Maybe they think it’s OK as an occasional thing but not constantly. As a child, I knew well that sometimes Mom and Dad would let us get a candy bar at the gas station on road trips, or say yes to stopping at McDonald’s, or what have you. There was no harm in asking once, as long as you were polite and abided by the answer with no fuss. The lesson was, sometimes you get what you want, and sometimes you don’t, and that’s life.

Because he felt like. Just because I buy something once I must keep buying that everytime? I’m an adult not a pre-programmed robot.

I stopped buying snacks from vending machines because I know they are not good for me (high in calories, salt, and sugar, don’t have much redeeming nutritional value), and that’s a simple thing I can do to be healthier. I wanted one today, and there is a vending machine in the building where I work (I wish there wasn’t), but I did not buy a snack there.

I had to stop buying coffee drinks of all kinds when I got pregnant :frowning: Too much caffeine.

Depending on how big the iced coffee is, or what is in it other than ice and coffee, it could be very high in calories. A venti Frappucino has around 500 calories. They’re delicious, yes, but that’s about 1/4 of the total amount of calories you should be consuming in a day.

Terry always hated coffee and was only buying it because an unhealthy obsession with the person making it. Terry had to stop buying coffee after being caught stalking the employee after hours. Terry can’t buy coffee there anymore because of the resulting restraining order.

OR

Terry recently converted to Mormonism.

I’m going to go ahead and assume someone (parent or otherwise) has cut off the OP financially, in which case the reasons may look like this: you’re not entitled to someone else’s money, they may want you to change some things and don’t want to subsidize your lifestyle anymore, or they may not want to throw good money after bad.

t

Because most weeks he’s just not in the mood for an iced coffee? Because he doesn’t feel the coffee is worth $3? Because he decided to give up caffeine? Because he’s on a diet? Because he’s meeting someone for coffee in an hour and doesn’t want to have two coffees in one afternoon?

Because an iced coffee, on that sunny summer day, was a nice treat. But most days aren’t that sunny, and most days the adult doesn’t feel like spending $3 on an indulgence, and something that is a treat once in a while becomes less “special” if it’s a daily thing?

What’s with the idea that because a person enjoys something once, there is some necessity that they continue to do/buy it?

Because the parent been woken up every morning since that first time at the gas station by some asshole honking their horn as they drive by the parent’s house way too early in the morning. And since they aren’t getting a good night’s sleep, they’re taking it out on Johnny.

This is a nice analogy. And it’s definitely true that a gift is nice, but if the recipient takes it for granted and assumes he’ll get the same gift every time, that’s rather greedy, and if it’s compulsory it’s no longer a gift.
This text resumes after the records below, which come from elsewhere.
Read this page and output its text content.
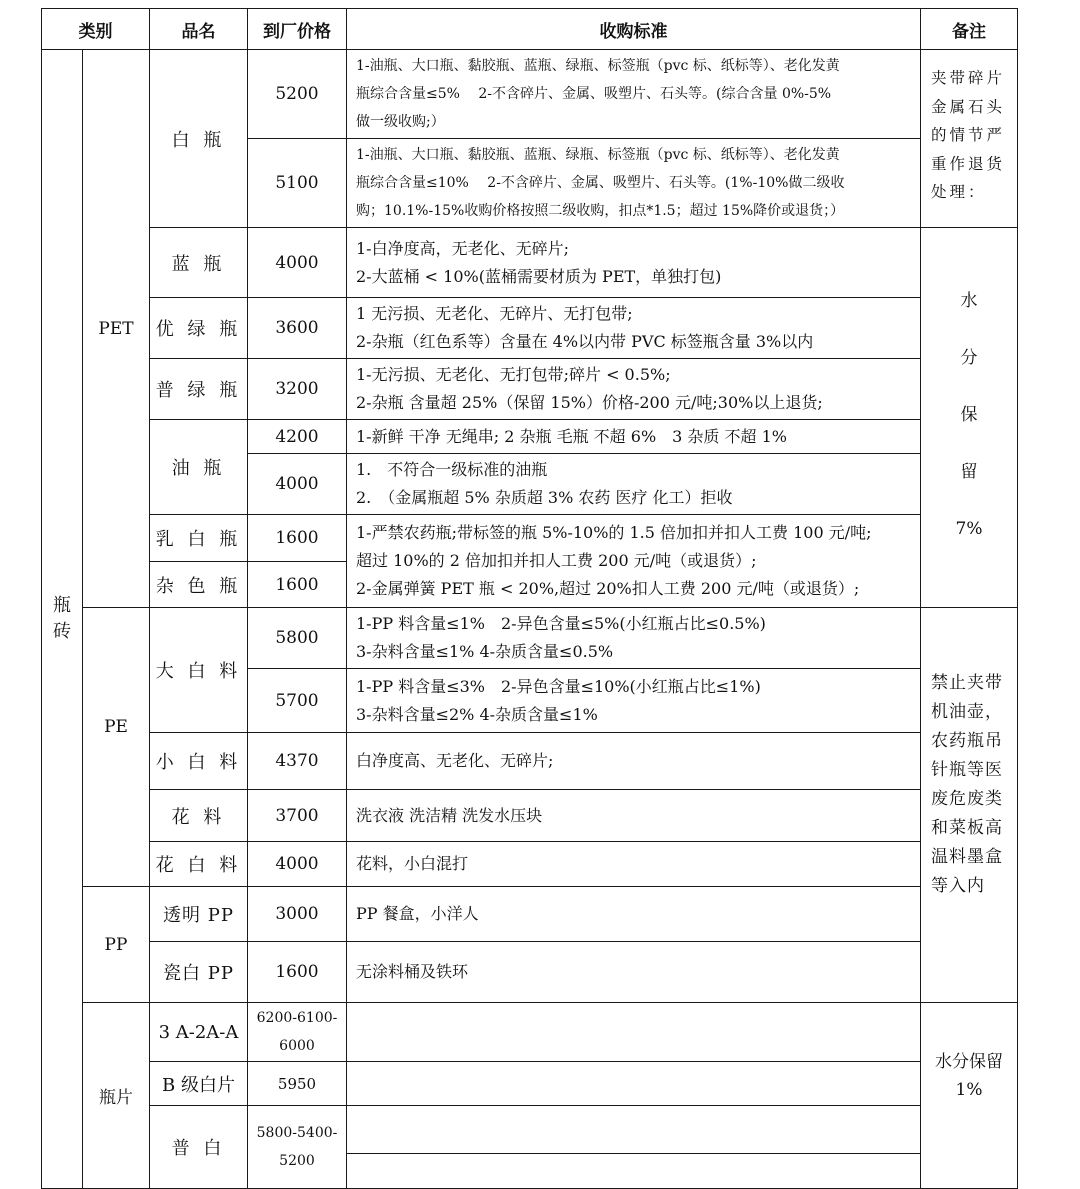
类别		品名	到厂价格	收购标准	备注
瓶砖	PET	白 瓶	5200	1-油瓶、大口瓶、黏胶瓶、蓝瓶、绿瓶、标签瓶（pvc 标、纸标等）、老化发黄
瓶综合含量≤5%　 2-不含碎片、金属、吸塑片、石头等。(综合含量 0%-5%
做一级收购;）	夹带碎片金属石头的情节严重作退货处理：
			5100	1-油瓶、大口瓶、黏胶瓶、蓝瓶、绿瓶、标签瓶（pvc 标、纸标等）、老化发黄
瓶综合含量≤10%　 2-不含碎片、金属、吸塑片、石头等。(1%-10%做二级收
购；10.1%-15%收购价格按照二级收购，扣点*1.5；超过 15%降价或退货；）	

		蓝 瓶	4000	1-白净度高，无老化、无碎片;
2-大蓝桶 < 10%(蓝桶需要材质为 PET，单独打包)	水
分
保
留
7%

		优 绿 瓶	3600	1 无污损、无老化、无碎片、无打包带;
2-杂瓶（红色系等）含量在 4%以内带 PVC 标签瓶含量 3%以内	

		普 绿 瓶	3200	1-无污损、无老化、无打包带;碎片 < 0.5%;
2-杂瓶 含量超 25%（保留 15%）价格-200 元/吨;30%以上退货;	

		油 瓶	4200	1-新鲜 干净 无绳串; 2 杂瓶 毛瓶 不超 6%　3 杂质 不超 1%	

			4000	1.　不符合一级标准的油瓶
2.　（金属瓶超 5% 杂质超 3% 农药 医疗 化工）拒收	

		乳 白 瓶	1600	1-严禁农药瓶;带标签的瓶 5%-10%的 1.5 倍加扣并扣人工费 100 元/吨;
超过 10%的 2 倍加扣并扣人工费 200 元/吨（或退货）;
2-金属弹簧 PET 瓶 < 20%,超过 20%扣人工费 200 元/吨（或退货）;	

		杂 色 瓶	1600		

	PE	大 白 料	5800	1-PP 料含量≤1%　2-异色含量≤5%(小红瓶占比≤0.5%)
3-杂料含量≤1% 4-杂质含量≤0.5%	禁止夹带机油壶，农药瓶吊针瓶等医废危废类和菜板高温料墨盒等入内
			5700	1-PP 料含量≤3%　2-异色含量≤10%(小红瓶占比≤1%)
3-杂料含量≤2% 4-杂质含量≤1%	

		小 白 料	4370	白净度高、无老化、无碎片;	
		花 料	3700	洗衣液 洗洁精 洗发水压块	
		花 白 料	4000	花料，小白混打	
	PP	透明 PP	3000	PP 餐盒，小洋人	
		瓷白 PP	1600	无涂料桶及铁环	
	瓶片	3 A-2A-A	6200-6100-
6000		水分保留
1%

		B 级白片	5950		
		普 白	5800-5400-
5200		
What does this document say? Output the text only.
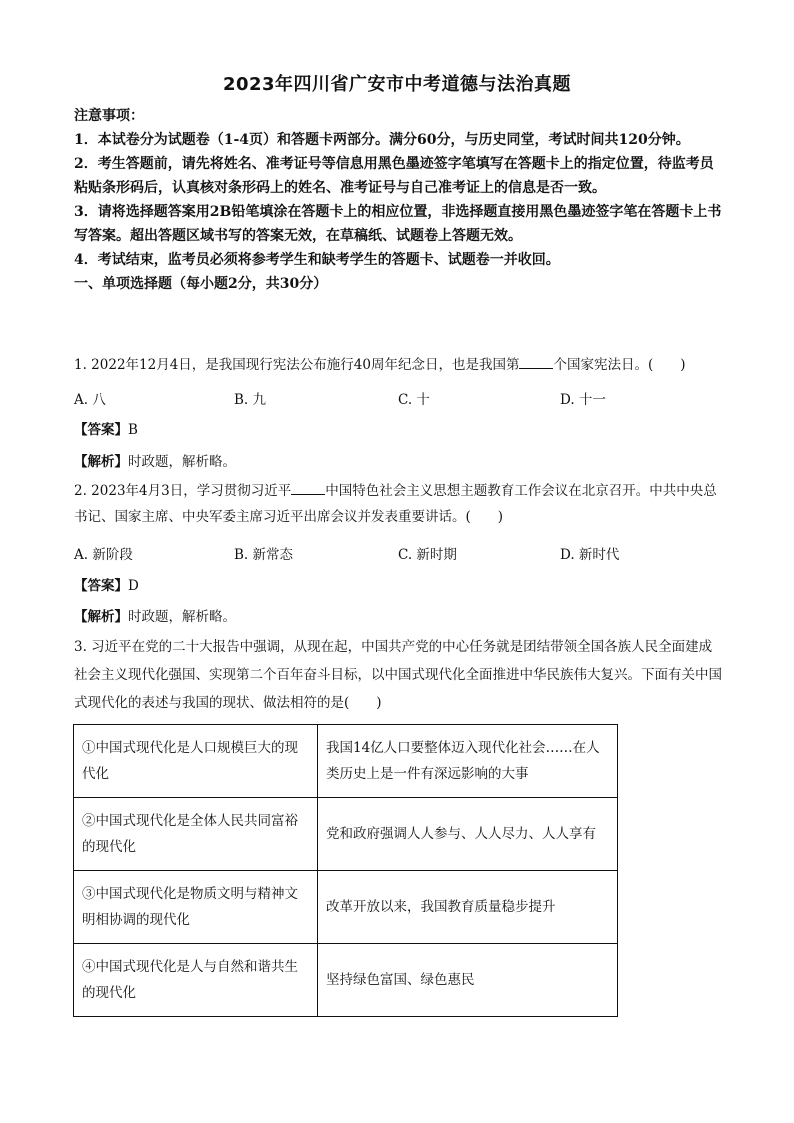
2023年四川省广安市中考道德与法治真题

注意事项：

1．本试卷分为试题卷（1-4页）和答题卡两部分。满分60分，与历史同堂，考试时间共120分钟。

2．考生答题前，请先将姓名、准考证号等信息用黑色墨迹签字笔填写在答题卡上的指定位置，待监考员粘贴条形码后，认真核对条形码上的姓名、准考证号与自己准考证上的信息是否一致。

3．请将选择题答案用2B铅笔填涂在答题卡上的相应位置，非选择题直接用黑色墨迹签字笔在答题卡上书写答案。超出答题区域书写的答案无效，在草稿纸、试题卷上答题无效。

4．考试结束，监考员必须将参考学生和缺考学生的答题卡、试题卷一并收回。

一、单项选择题（每小题2分，共30分）

1. 2022年12月4日，是我国现行宪法公布施行40周年纪念日，也是我国第	个国家宪法日。(　　)
A. 八	B. 九	C. 十	D. 十一
【答案】B
【解析】时政题，解析略。
2. 2023年4月3日，学习贯彻习近平	中国特色社会主义思想主题教育工作会议在北京召开。中共中央总书记、国家主席、中央军委主席习近平出席会议并发表重要讲话。(　　)
A. 新阶段	B. 新常态	C. 新时期	D. 新时代
【答案】D
【解析】时政题，解析略。
3. 习近平在党的二十大报告中强调，从现在起，中国共产党的中心任务就是团结带领全国各族人民全面建成社会主义现代化强国、实现第二个百年奋斗目标，以中国式现代化全面推进中华民族伟大复兴。下面有关中国式现代化的表述与我国的现状、做法相符的是(　　)
①中国式现代化是人口规模巨大的现代化	我国14亿人口要整体迈入现代化社会……在人类历史上是一件有深远影响的大事
②中国式现代化是全体人民共同富裕的现代化	党和政府强调人人参与、人人尽力、人人享有
③中国式现代化是物质文明与精神文明相协调的现代化	改革开放以来，我国教育质量稳步提升
④中国式现代化是人与自然和谐共生的现代化	坚持绿色富国、绿色惠民
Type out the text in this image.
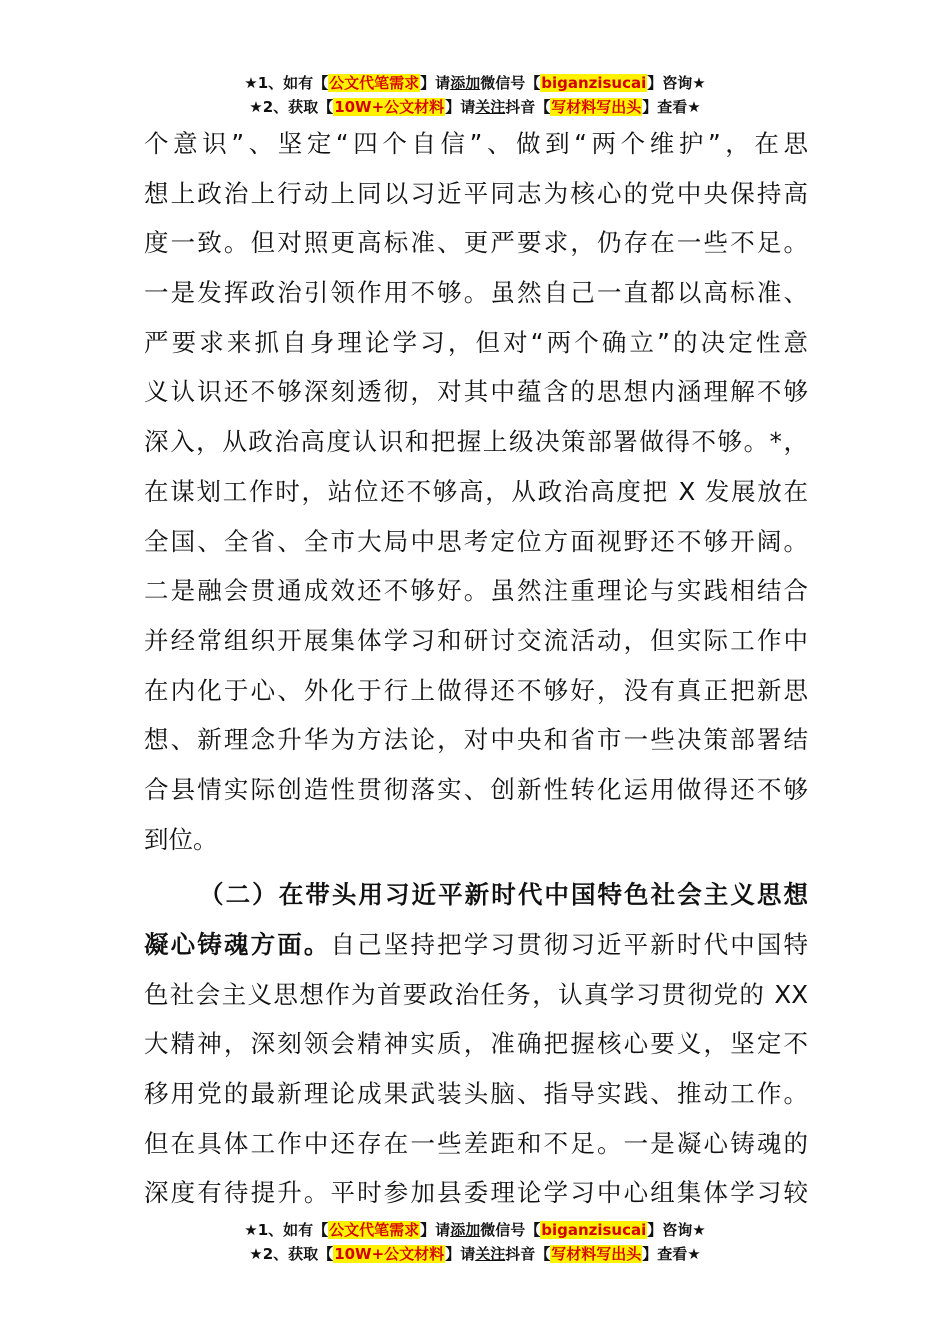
★1、如有【公文代笔需求】请添加微信号【biganzisucai】咨询★
★2、获取【10W+公文材料】请关注抖音【写材料写出头】查看★
个意识”、坚定“四个自信”、做到“两个维护”，在思
想上政治上行动上同以习近平同志为核心的党中央保持高
度一致。但对照更高标准、更严要求，仍存在一些不足。
一是发挥政治引领作用不够。虽然自己一直都以高标准、
严要求来抓自身理论学习，但对“两个确立”的决定性意
义认识还不够深刻透彻，对其中蕴含的思想内涵理解不够
深入，从政治高度认识和把握上级决策部署做得不够。*，
在谋划工作时，站位还不够高，从政治高度把 X 发展放在
全国、全省、全市大局中思考定位方面视野还不够开阔。
二是融会贯通成效还不够好。虽然注重理论与实践相结合
并经常组织开展集体学习和研讨交流活动，但实际工作中
在内化于心、外化于行上做得还不够好，没有真正把新思
想、新理念升华为方法论，对中央和省市一些决策部署结
合县情实际创造性贯彻落实、创新性转化运用做得还不够
到位。
（二）在带头用习近平新时代中国特色社会主义思想
凝心铸魂方面。自己坚持把学习贯彻习近平新时代中国特
色社会主义思想作为首要政治任务，认真学习贯彻党的 XX
大精神，深刻领会精神实质，准确把握核心要义，坚定不
移用党的最新理论成果武装头脑、指导实践、推动工作。
但在具体工作中还存在一些差距和不足。一是凝心铸魂的
深度有待提升。平时参加县委理论学习中心组集体学习较
★1、如有【公文代笔需求】请添加微信号【biganzisucai】咨询★
★2、获取【10W+公文材料】请关注抖音【写材料写出头】查看★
I work very very much like that. Every thurs night around 7 I go to my fave bar. I always buy a Newcastle. For three years. I know better not to do this every night. All that alcohol is not healthy and that would cost me $21 per week. But, to do it weekly seems reasonable. Once I step foot inside that bar, I immediately crave a Newcastle. What Ive learned from my marketing courses and training at my current employment, many consumers operate the way I do…supposedly. There’s a reason sames are handed out, to get people hooked. Even drug dealers use this practice.

This is all interesting to me and I would like to pick the brains of non-habitual or one-time buyers.